A recent spate of controversies surrounding insensitive costumes worn to college bops has sparked much debate around what is and isn’t appropriate to wear. Just last week, an able-bodied LMH student was reprimanded for dressing up as Steven Hawking for a ‘Dress as your degree’ bop.
Many criticised the lack of sensitivity in the specific prop choices he made, such as his decision to sit in a wheelchair. This criticism seems to insinuate that there exists a more ‘appropriate’ way to dress as Hawking.
So often, particularly in cases such as these, people try to assign ‘levels of appropriateness’ – as though there exists some hierarchy Steven Hawking costumes, within which the perfect getup can be picked out so as to ‘appropriately’ imitate him. Yet doing so overlooks the main issue, the true grievance, of such acts.
This was not an isolated incident as former bops have seen cultural appropriation dressed up as fashion and outfits deliberately chosen to shock. The most infamous of these is the ‘middle America’ costume, worn by a student at a Christ Church bop last year and a Harvey Weinstein costume appearing at an LMH bop.
Costumes are, by nature, like caricatures: they exaggerate and magnify certain aspects of a person or a group such that they become parodies, amplifying and endorsing existing stereotypes.These are the same stereotypes that are used in daily life to denigrate and humiliate the people of that group.
These costumes act as a funhouse mirror, in which people see what their identity represents to most of society, reflected back at them. To don an outfit which reduces whole groups to mere accessories, to spare parts, is audacious and, frankly, entirely unfair. This is especially the case at college bops, where you will likely come into direct contact with individuals who have been, and continue to be, seriously affected by such stereotypes.
Ultimately, the issue is one of imbalanced privilege. When someone is able to assume a particular appearance without ever having faced the struggles that come with it, and use it as a “costume”, they are in a position of power. To use that privilege in this way is not only unfair, it makes light of wider issues. In the case of LMH, it denegrates the struggle those with disabilities frequently face in a society that discounts or ignores them.
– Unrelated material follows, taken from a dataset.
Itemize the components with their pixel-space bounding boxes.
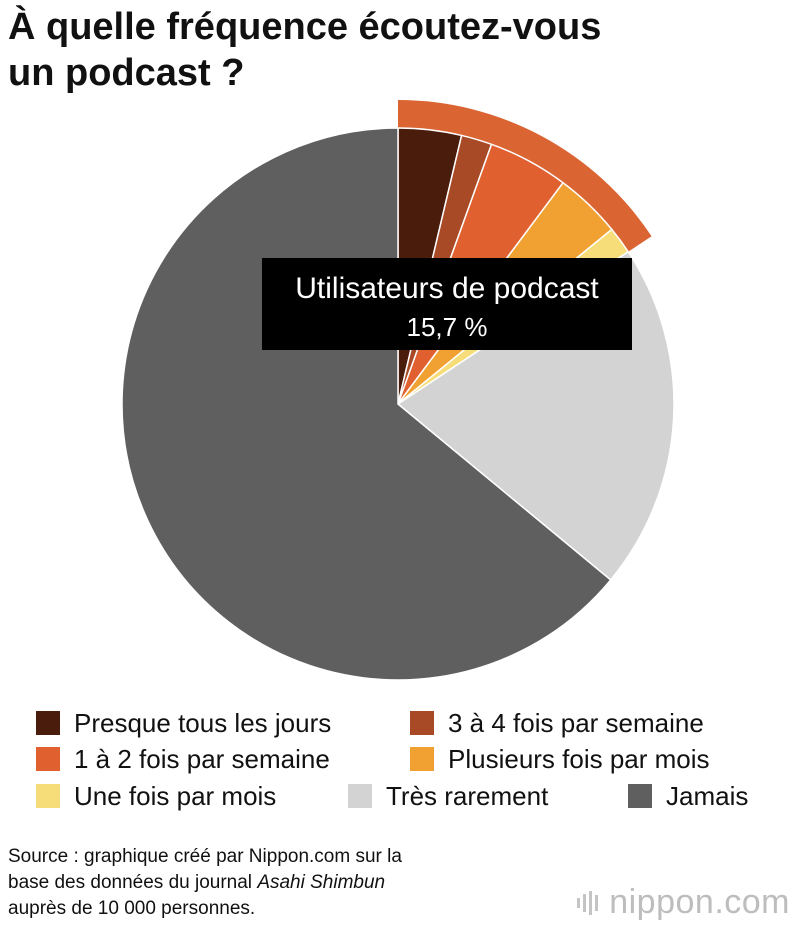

Of course, many argue that simply wearing an item of clothing traditionally belonging to a minority group doesn’t constitute mocking it – the line between cultural appreciation and appropriation is undoubtedly blurred.
Parul Sehgal of The New York Times writes, “what cannot be disputed is how profoundly we exist in one another’s imaginations” – we are allured and deeply interested by that which is different from us, constructing fantasies of what it would be like to be entirely unlike ourselves. To shut ourselves off from interacting with one another in this way would be wrong and ultimately counterproductive, but with this interest needs to come real knowledge of and respect for the big picture. It is not wrong to admire other cultures, it is wrong, however, to cherry pick aspects of it for a party.
Activist Bell Hooks writes, “Ethnicity becomes spice, seasoning that can liven up the dull dish that is mainstream white culture” – people so often use this fascination, this interest in other cultures to feel transgressive or to be provocative and funny, anatomizing it to extract and adopt only the parts deemed desirable, disregarding the rest.
I’m not suggesting that people are always intending to be cruel or provocative, or to commit any sort of great theft of culture, but obliviousness to this wider context is just as hurtful and, at this point, inexcusable; it’s not acceptable, nor is it really fair, to claim ignorance.
Kenan Malik terms appropriation more a “messy interaction” than any sort of a crime, and maybe so – but it’s about time that people learned how interact, to use an oft thrown around word, appropriately.